In the 1780s, the astronomers William and Caroline Herschel scoured the skies for nebulae, finding some that resembled spiral seashells. In the 1920s, Edwin Hubble, at the helm of an enormous telescope, discovered that the Milky Way, Andromeda and Herschel spirals were galactic islands in a vast cosmic sea. And in the mid-2000s, Nick, a researcher of sorts in Cologne, Germany, swam to his own telescope and plopped into an underwater chair. Then he stuck his head in a tube and, if he saw a star, pressed a paddle. He was rewarded with fish. Nick, a harbour seal, entered the annals of astronomical history when Guido Dehnhardt, a marine biologist now at the University of Rostock, was studying how marine mammals orient themselves. If seals could discern stars, Dr. Dehnhardt and his colleague Björn Mauck hypothesised, that might help explain how the animals are able to complete long swims across otherwise featureless seas. To test a seal’s astronomical skills, Dr. Mauck devised what must be two of scientific history’s most wide-eyed, wonder-infused experiments. First the team constructed their seal-o-scope a tube with no lens, through which Nick was given a tour of the night sky. He pressed his paddle when bright points like Venus, Sirius and Polaris came into view; he could not see as many faint stars as humans can, the researchers determined, but plenty of possible celestial landmarks were still available to him.

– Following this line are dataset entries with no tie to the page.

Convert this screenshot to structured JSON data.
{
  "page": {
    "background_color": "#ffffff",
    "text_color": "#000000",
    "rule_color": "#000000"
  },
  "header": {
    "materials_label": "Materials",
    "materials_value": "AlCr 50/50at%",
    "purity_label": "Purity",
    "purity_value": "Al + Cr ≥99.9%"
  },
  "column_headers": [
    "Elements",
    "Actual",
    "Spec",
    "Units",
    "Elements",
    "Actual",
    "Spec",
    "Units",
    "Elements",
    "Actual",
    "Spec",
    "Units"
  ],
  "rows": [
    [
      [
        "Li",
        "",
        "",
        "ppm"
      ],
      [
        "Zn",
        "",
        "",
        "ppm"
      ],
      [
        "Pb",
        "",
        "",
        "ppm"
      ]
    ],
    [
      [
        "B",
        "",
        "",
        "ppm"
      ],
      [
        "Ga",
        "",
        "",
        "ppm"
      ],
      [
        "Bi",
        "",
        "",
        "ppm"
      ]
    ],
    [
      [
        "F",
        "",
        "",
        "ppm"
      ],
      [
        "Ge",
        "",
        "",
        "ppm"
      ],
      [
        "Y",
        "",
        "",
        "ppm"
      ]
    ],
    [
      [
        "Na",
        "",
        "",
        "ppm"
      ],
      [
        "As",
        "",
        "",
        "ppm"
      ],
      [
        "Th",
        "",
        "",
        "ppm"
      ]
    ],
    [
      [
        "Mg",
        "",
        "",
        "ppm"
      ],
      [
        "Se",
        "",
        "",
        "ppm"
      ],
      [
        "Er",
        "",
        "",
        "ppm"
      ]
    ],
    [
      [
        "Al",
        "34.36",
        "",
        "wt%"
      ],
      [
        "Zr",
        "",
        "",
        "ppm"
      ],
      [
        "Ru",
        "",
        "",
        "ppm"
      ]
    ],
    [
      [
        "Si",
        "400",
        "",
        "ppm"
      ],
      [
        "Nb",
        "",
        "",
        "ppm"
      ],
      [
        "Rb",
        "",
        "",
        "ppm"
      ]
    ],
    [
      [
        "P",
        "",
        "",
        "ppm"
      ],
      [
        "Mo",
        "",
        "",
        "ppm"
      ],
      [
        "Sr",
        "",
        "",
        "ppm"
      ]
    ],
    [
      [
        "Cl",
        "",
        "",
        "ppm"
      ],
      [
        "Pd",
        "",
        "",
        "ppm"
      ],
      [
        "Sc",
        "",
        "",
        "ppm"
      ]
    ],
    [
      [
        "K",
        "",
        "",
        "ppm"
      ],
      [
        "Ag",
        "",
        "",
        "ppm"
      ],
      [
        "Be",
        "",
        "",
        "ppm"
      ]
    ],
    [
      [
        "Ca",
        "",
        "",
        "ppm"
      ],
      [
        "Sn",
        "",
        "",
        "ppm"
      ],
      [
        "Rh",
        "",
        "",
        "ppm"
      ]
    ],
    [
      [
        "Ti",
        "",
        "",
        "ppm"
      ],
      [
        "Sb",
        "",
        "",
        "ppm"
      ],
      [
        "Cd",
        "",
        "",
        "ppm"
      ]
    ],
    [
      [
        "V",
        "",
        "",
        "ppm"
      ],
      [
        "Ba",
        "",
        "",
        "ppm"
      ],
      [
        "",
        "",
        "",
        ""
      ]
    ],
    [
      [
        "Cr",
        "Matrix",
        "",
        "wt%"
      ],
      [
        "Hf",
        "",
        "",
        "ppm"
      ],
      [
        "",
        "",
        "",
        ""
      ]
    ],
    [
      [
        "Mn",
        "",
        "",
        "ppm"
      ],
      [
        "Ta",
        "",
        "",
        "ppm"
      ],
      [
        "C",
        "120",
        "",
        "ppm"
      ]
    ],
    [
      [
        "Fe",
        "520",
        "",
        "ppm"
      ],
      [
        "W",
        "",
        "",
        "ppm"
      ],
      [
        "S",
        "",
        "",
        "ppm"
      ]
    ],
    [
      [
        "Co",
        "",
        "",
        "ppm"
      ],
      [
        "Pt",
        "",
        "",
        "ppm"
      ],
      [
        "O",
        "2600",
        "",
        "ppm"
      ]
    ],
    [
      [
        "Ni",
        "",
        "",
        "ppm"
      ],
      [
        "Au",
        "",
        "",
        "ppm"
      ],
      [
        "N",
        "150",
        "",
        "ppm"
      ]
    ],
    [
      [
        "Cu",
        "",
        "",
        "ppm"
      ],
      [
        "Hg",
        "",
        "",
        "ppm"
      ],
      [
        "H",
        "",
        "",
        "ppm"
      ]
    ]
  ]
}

Next, two seals were invited to participate, Nick and his even cleverer brother, Malte. When ushered back into the pool at a Cologne zoo, the seals entered a dome, its rim resting on a floating ring. The insides of this bespoke aqua-planetarium were lit up with 6,000 simulated stars. “They were immediately swimming across the planetarium and looking at stars like, ‘Oh, what’s that?’” No matter which way the star-projector was oriented, both seals could eventually swim in the direction of Sirius. That showed, the researchers argued in a 2008 paper, that seals traversing the open sea had the capacity to use lodestars to guide their travels.